No blame for Pilgrim doctors for woman’s post-operation death

DOCTORS who treated a woman who died following emergency surgery at Pilgrim Hospital have been cleared of any possible blame in her death, after a coroner ruled she lost her life to natural causes.

Susan Atter, 50, died less than two weeks after an operation to remove part of her bowel, despite seeming to recover well from the procedure in the days immediately after.

However, she suffered what the coroner called a ‘catastrophic deterioration’ when complications developed, including heart problems and leakage from the bowel.

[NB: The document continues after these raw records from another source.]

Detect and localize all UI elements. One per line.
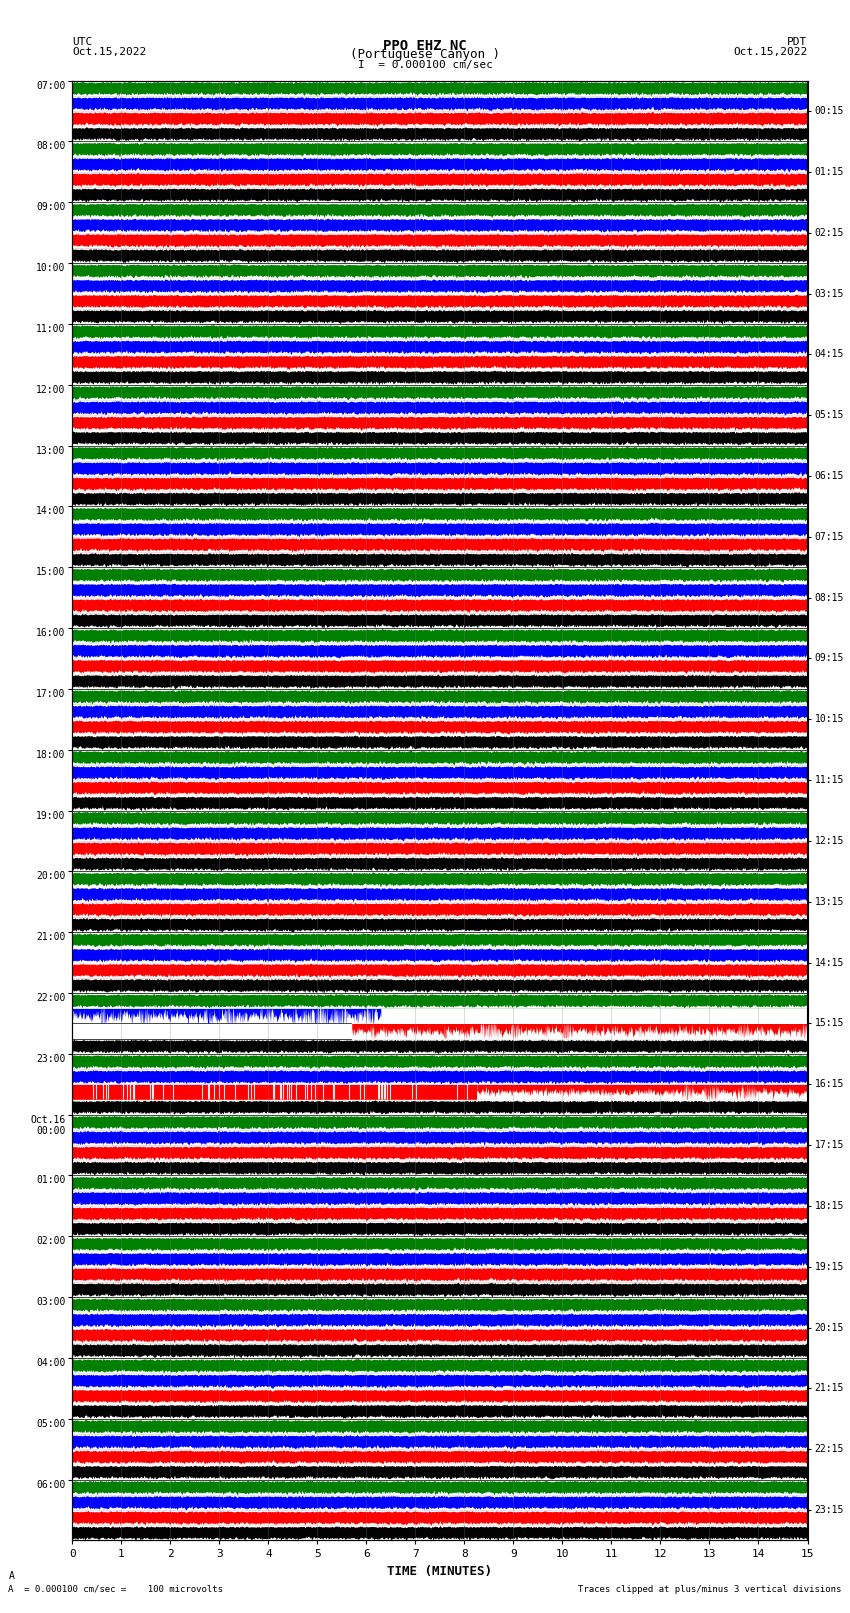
Text: UTC: UTC <box>72 37 93 47</box>
Text: PDT: PDT <box>787 37 808 47</box>
Text: Oct.15,2022: Oct.15,2022 <box>72 47 146 56</box>
Text: I  = 0.000100 cm/sec: I = 0.000100 cm/sec <box>358 60 492 69</box>
X-axis label: TIME (MINUTES): TIME (MINUTES) <box>388 1565 492 1578</box>
Text: A  = 0.000100 cm/sec =    100 microvolts: A = 0.000100 cm/sec = 100 microvolts <box>8 1584 224 1594</box>
Text: A: A <box>8 1571 14 1581</box>
Text: Traces clipped at plus/minus 3 vertical divisions: Traces clipped at plus/minus 3 vertical … <box>578 1584 842 1594</box>
Text: Oct.15,2022: Oct.15,2022 <box>734 47 807 56</box>
Text: PPO EHZ NC: PPO EHZ NC <box>383 39 467 53</box>
Text: (Portuguese Canyon ): (Portuguese Canyon ) <box>350 48 500 61</box>
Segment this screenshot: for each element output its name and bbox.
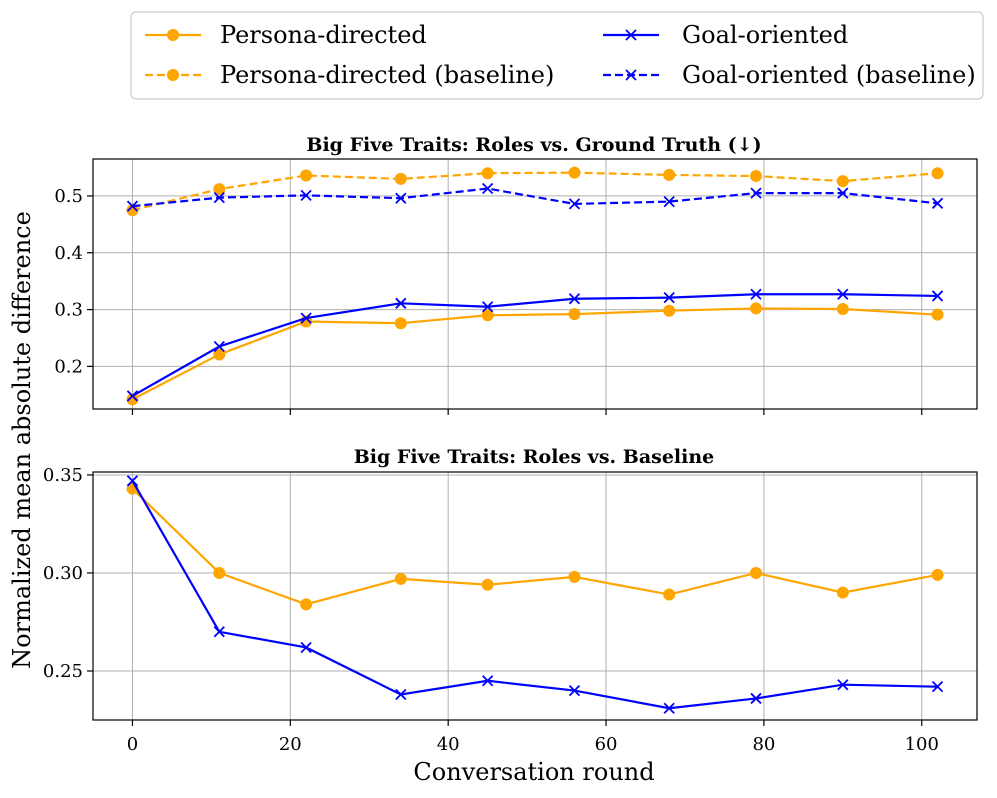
top-point-goal-oriented <box>837 288 849 300</box>
bottom-point-persona-directed <box>568 570 581 583</box>
bottom-point-persona-directed <box>836 586 849 599</box>
bottom-axes-frame <box>92 471 978 721</box>
bottom-point-goal-oriented <box>395 688 407 701</box>
top-point-persona-directed-baseline <box>750 170 762 183</box>
bottom-series-goal-oriented <box>131 480 938 710</box>
top-series-persona-directed-baseline <box>132 171 938 212</box>
legend-label-goal-baseline: Goal-oriented (baseline) <box>682 61 976 89</box>
top-point-goal-oriented-baseline <box>750 187 762 199</box>
legend-marker-persona-directed-baseline <box>167 69 179 81</box>
bottom-ytick-label: 0.35 <box>43 465 83 486</box>
bottom-point-goal-oriented <box>126 475 139 487</box>
legend: Persona-directed Persona-directed (basel… <box>130 11 984 100</box>
bottom-ytick-label: 0.25 <box>43 661 83 682</box>
legend-marker-goal-oriented-baseline <box>625 69 637 81</box>
bottom-point-goal-oriented <box>300 641 312 654</box>
legend-label-goal: Goal-oriented <box>682 21 848 49</box>
top-point-persona-directed-baseline <box>213 183 226 196</box>
top-point-goal-oriented <box>663 291 675 304</box>
top-point-persona-directed <box>481 309 494 322</box>
top-point-goal-oriented-baseline <box>568 198 581 210</box>
top-ytick-label: 0.3 <box>54 300 83 321</box>
bottom-point-goal-oriented <box>482 675 494 687</box>
bottom-point-persona-directed <box>931 568 944 581</box>
top-point-goal-oriented-baseline <box>395 192 407 204</box>
bottom-point-goal-oriented <box>568 684 581 697</box>
top-point-persona-directed <box>663 304 676 317</box>
top-point-goal-oriented <box>568 293 581 305</box>
legend-label-persona-baseline: Persona-directed (baseline) <box>220 61 554 89</box>
bottom-ytick-label: 0.30 <box>43 563 83 584</box>
top-series-goal-oriented-baseline <box>132 187 938 208</box>
legend-marker-persona-directed <box>167 29 179 41</box>
top-point-persona-directed <box>750 302 762 315</box>
top-ytick-label: 0.4 <box>54 243 83 264</box>
bottom-xtick-label: 0 <box>127 734 138 755</box>
top-point-goal-oriented <box>931 290 944 302</box>
top-point-persona-directed-baseline <box>126 204 139 217</box>
bottom-point-goal-oriented <box>750 692 762 705</box>
top-point-persona-directed-baseline <box>663 168 676 181</box>
top-point-persona-directed <box>126 393 139 406</box>
top-point-goal-oriented-baseline <box>126 200 139 212</box>
top-chart: 0.2 0.3 0.4 0.5 <box>54 158 978 415</box>
bottom-point-goal-oriented <box>213 626 225 638</box>
bottom-point-persona-directed <box>394 572 407 585</box>
top-point-persona-directed-baseline <box>931 167 944 180</box>
top-point-persona-directed-baseline <box>300 169 313 182</box>
top-point-persona-directed <box>568 308 581 321</box>
bottom-point-goal-oriented <box>837 679 849 691</box>
bottom-point-goal-oriented <box>931 681 944 693</box>
top-ytick-label: 0.2 <box>54 356 83 377</box>
top-point-persona-directed <box>836 303 849 315</box>
bottom-xtick-label: 20 <box>279 734 302 755</box>
top-point-goal-oriented-baseline <box>931 197 944 209</box>
top-point-persona-directed-baseline <box>568 166 581 179</box>
top-point-persona-directed-baseline <box>394 172 407 185</box>
top-ytick-label: 0.5 <box>54 186 83 207</box>
top-point-goal-oriented <box>395 297 407 309</box>
bottom-chart: 0.25 0.30 0.35 0 20 40 60 80 100 <box>43 465 978 755</box>
top-chart-title: Big Five Traits: Roles vs. Ground Truth … <box>306 134 761 156</box>
legend-marker-goal-oriented <box>625 29 637 41</box>
bottom-point-persona-directed <box>481 578 494 591</box>
top-point-goal-oriented-baseline <box>300 189 312 202</box>
top-point-goal-oriented-baseline <box>837 187 849 199</box>
legend-frame <box>130 11 984 100</box>
bottom-point-persona-directed <box>300 598 313 611</box>
bottom-point-persona-directed <box>750 566 762 579</box>
top-point-goal-oriented-baseline <box>663 195 675 208</box>
top-axes-frame <box>92 158 978 410</box>
top-point-persona-directed <box>931 308 944 321</box>
top-point-goal-oriented <box>126 390 139 402</box>
bottom-xtick-label: 100 <box>905 734 939 755</box>
bottom-point-goal-oriented <box>663 702 675 714</box>
top-point-goal-oriented-baseline <box>213 191 225 204</box>
top-point-goal-oriented-baseline <box>482 182 494 195</box>
top-point-goal-oriented <box>213 340 225 353</box>
top-series-goal-oriented <box>131 293 938 397</box>
x-axis-label: Conversation round <box>413 758 654 786</box>
top-point-goal-oriented <box>300 312 312 324</box>
bottom-xtick-label: 40 <box>437 734 460 755</box>
bottom-xtick-label: 60 <box>595 734 618 755</box>
top-point-persona-directed <box>213 348 226 361</box>
y-axis-label: Normalized mean absolute difference <box>8 211 36 669</box>
top-point-goal-oriented <box>482 301 494 313</box>
top-series-persona-directed <box>131 307 938 401</box>
top-point-persona-directed-baseline <box>481 167 494 180</box>
top-point-goal-oriented <box>750 288 762 300</box>
bottom-chart-title: Big Five Traits: Roles vs. Baseline <box>354 446 715 468</box>
bottom-point-persona-directed <box>663 588 676 601</box>
top-point-persona-directed <box>394 317 407 330</box>
legend-label-persona: Persona-directed <box>220 21 427 49</box>
bottom-series-persona-directed <box>131 487 938 606</box>
bottom-point-persona-directed <box>213 566 226 579</box>
bottom-xtick-label: 80 <box>752 734 775 755</box>
top-point-persona-directed-baseline <box>836 175 849 188</box>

She died shortly afterwards, on January 7, 2012.

In an inquest into the death of the Boston woman last week, South Lincolnshire Coroner Robert Forrest said any medical intervention taken to treat Miss Atter, who was suffering from serious bowel problems, had simply not managed to tackle her condition, as opposed to contributing to her death.

He said: “It seems to me the cause of death was ulcerative colitis and and all the medical and surgical treatment did no more than to prevent her death.

“The appropriate verdict is death due to natural causes.”

The inquest, held at Splading Magistrates’ Court on Friday, heard that Miss Atter, who was morbidly obese and suffered from a number of other health problems, had been admitted to hospital at the end of November last year suffering from 
severe diahorrea.

She was diagnosed with severe osteo-colitis and given steroids to try to treat the problem. When she did not respond to these, she underwent emergency surgery.

Surgeon Mumir Rathore said surgery was not thought necessary when she was first admitted to hospital, as it was her first attack of the condition, but added: “In hindsight, if she was operated on she might have survived.”

By the time the risky surgery was deemed necessary, the chances of Miss Atter making a full recovery were less than 40 per cent, another doctor said.